Installer un serveur Postfix en IPv6 sous Ubuntu, conforme aux attentes de GMail
En préambule de ce dossier, je crois qu’il est intéressant de planter le décor. A priori, et pour tout administrateur système ou autre informaticien, il semble relativement trivial d’installer un serveur mail Postfix sous un système d’exploitation comme Ubuntu. C’est du moins à peu près ce que disent – dans de grandes lignes – la plupart des petits tutos (des how-tos) que l’on peut trouver sur Internet, à l’instar de la documentation officielle d’Ubuntu à ce sujet. Fait intéressant, avec l’avènement de l’IP v6, Postfix le privilégierait par rapport à de l’IP v4. Élémentaire me direz-vous, le plus récent gagne plus que régulièrement la mise.
Mais voilà, force est de constater que le domaine de l’envoi de mail a quelque peu changé durant ces dernières années, et sans aucun doute la lutte anti-spam n’y est-elle pas étrangère. C’est ainsi que l’on remarque que des gros providers tels que Google (avec GMail) commencent à mettre en oeuvre des méthodes drastiques pour éliminer le spam de leurs boîtes. C’est ainsi que, sans le vouloir et sans être blacklisté par les instances de contrôle du spam, votre pauvre petit serveur va se retrouver à envoyer des emails considérés comme SPAM et rejetés, purement et simplement.

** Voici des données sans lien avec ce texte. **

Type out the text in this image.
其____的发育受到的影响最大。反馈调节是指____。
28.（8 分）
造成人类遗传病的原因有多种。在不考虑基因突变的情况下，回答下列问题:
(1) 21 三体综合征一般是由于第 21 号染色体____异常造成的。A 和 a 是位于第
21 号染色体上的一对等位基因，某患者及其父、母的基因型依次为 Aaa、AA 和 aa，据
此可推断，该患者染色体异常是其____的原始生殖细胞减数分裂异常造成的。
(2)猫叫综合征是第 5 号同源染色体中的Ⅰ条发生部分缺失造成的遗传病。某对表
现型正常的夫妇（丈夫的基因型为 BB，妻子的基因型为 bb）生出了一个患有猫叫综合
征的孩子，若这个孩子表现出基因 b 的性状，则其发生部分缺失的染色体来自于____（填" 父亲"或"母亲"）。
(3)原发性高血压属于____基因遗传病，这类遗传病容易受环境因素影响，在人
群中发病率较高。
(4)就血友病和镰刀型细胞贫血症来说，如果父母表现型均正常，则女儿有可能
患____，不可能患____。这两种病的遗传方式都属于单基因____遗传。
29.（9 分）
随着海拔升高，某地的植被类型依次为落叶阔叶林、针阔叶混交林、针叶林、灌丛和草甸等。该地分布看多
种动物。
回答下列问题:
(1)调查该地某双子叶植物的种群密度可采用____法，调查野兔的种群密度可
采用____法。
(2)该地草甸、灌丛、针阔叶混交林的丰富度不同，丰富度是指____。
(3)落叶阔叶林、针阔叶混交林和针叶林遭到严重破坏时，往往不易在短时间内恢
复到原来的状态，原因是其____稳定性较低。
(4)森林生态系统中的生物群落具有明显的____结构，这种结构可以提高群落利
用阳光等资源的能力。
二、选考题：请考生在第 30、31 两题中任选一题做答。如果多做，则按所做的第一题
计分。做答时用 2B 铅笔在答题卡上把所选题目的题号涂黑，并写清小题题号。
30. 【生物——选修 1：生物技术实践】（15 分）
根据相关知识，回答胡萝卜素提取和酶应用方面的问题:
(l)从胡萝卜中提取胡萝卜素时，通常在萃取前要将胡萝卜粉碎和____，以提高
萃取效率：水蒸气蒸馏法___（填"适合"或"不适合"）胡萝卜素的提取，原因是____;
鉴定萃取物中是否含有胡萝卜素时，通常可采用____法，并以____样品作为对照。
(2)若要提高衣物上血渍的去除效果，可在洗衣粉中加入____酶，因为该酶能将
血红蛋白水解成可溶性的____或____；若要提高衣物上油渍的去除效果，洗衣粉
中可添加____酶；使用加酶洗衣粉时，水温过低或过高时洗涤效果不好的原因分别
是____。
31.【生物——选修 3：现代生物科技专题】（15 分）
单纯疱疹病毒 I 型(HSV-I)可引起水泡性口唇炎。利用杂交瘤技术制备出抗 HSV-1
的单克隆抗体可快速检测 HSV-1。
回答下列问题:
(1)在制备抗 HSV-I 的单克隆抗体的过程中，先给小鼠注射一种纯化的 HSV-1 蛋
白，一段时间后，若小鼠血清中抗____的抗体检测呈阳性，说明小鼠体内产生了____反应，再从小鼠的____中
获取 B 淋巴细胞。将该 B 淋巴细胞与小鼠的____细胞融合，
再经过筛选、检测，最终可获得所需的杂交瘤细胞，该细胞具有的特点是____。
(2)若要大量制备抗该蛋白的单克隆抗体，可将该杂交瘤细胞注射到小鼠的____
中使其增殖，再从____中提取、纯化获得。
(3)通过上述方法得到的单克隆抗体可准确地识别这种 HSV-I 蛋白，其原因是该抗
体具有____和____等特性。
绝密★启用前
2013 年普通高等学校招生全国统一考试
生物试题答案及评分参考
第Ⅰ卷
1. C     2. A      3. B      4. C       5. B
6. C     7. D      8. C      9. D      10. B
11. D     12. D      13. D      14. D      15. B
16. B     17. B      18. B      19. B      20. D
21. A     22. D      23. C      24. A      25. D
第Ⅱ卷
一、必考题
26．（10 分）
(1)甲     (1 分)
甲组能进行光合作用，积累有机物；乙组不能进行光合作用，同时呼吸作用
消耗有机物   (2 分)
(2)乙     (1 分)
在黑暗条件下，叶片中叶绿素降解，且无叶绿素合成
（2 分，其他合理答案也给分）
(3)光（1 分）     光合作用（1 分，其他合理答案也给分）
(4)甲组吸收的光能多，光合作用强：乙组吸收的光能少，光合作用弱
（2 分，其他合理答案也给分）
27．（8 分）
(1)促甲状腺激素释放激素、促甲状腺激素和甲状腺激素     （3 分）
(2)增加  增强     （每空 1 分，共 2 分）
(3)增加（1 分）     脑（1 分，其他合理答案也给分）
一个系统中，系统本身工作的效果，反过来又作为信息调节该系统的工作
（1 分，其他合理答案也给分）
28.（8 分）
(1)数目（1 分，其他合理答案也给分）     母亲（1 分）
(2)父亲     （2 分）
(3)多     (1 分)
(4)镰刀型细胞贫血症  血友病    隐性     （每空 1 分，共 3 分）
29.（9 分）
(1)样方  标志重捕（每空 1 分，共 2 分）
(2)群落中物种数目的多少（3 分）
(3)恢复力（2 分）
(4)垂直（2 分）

C’est le sujet de ce dossier consacré à l’installation d’un serveur Postfix sous Ubuntu, en IP v6, et aux nouvelles normes de sécurité imposées par le géant de la recherche sur Internet.
Les pré-requis à ce dossier
Je n’ai pas comme envie de « polluer » ce blog avec des méthodes éprouvées et déjà évoquées maintes fois sur Internet. En lieu et place, je préfère documenter la partie qui l’est mal (ou est carrément absente) afin d’essayer d’aider les personnes qui pourraient être dans le même cas que moi à un moment donné. Ainsi, pour la suite de ce dossier, nous partirons de quelques postulats tels que:
- Vous voulez installer un serveur de mail Postfix/Courier pour votre propre compte, mais vous envisagez d’étendre son utilisation à plusieurs domaines
- Vous disposez déjà d’un serveur dédié/virtuel avec au minimum 512Mo de RAM et 1Go de stockage; il est installé sous Ubuntu Server 12.04.3 LTS (32 ou 64bits) au minimum
De plus, vous devrez avoir suivi, reproduit ou du moins compris et assimilé les tutoriels suivants, basés sur l’excellent tutoriel (en anglais) de Ivar Abrahamsen (flurdy.com):
- La mise en place d’une base de données d’authentification: http://flurdy.com/docs/postfix/#config-simple-database
- L’installation d’un serveur Postfix (ce tuto décrit comment mettre en oeuvre des boîtes « virtuelles », c’est-à-dire ne pas avoir besoin de créer un utilisateur linux par compte email): http://flurdy.com/docs/postfix/#config-simple-mta
- L’installation d’un serveur Courier-IMAP: http://flurdy.com/docs/postfix/#config-simple-imap
- La mise en oeuvre d’une authentification orientée base de données à l’aide de SASL: http://flurdy.com/docs/postfix/#config-secure-auth
De manière générale, vous pouvez suivre le tutoriel d’Ivar Abrahamsen pour le reste, c’est le plus complet et le plus à jour que j’ai pu trouver à ce jour. Et c’est là-dessus qu’est basé ce dossier.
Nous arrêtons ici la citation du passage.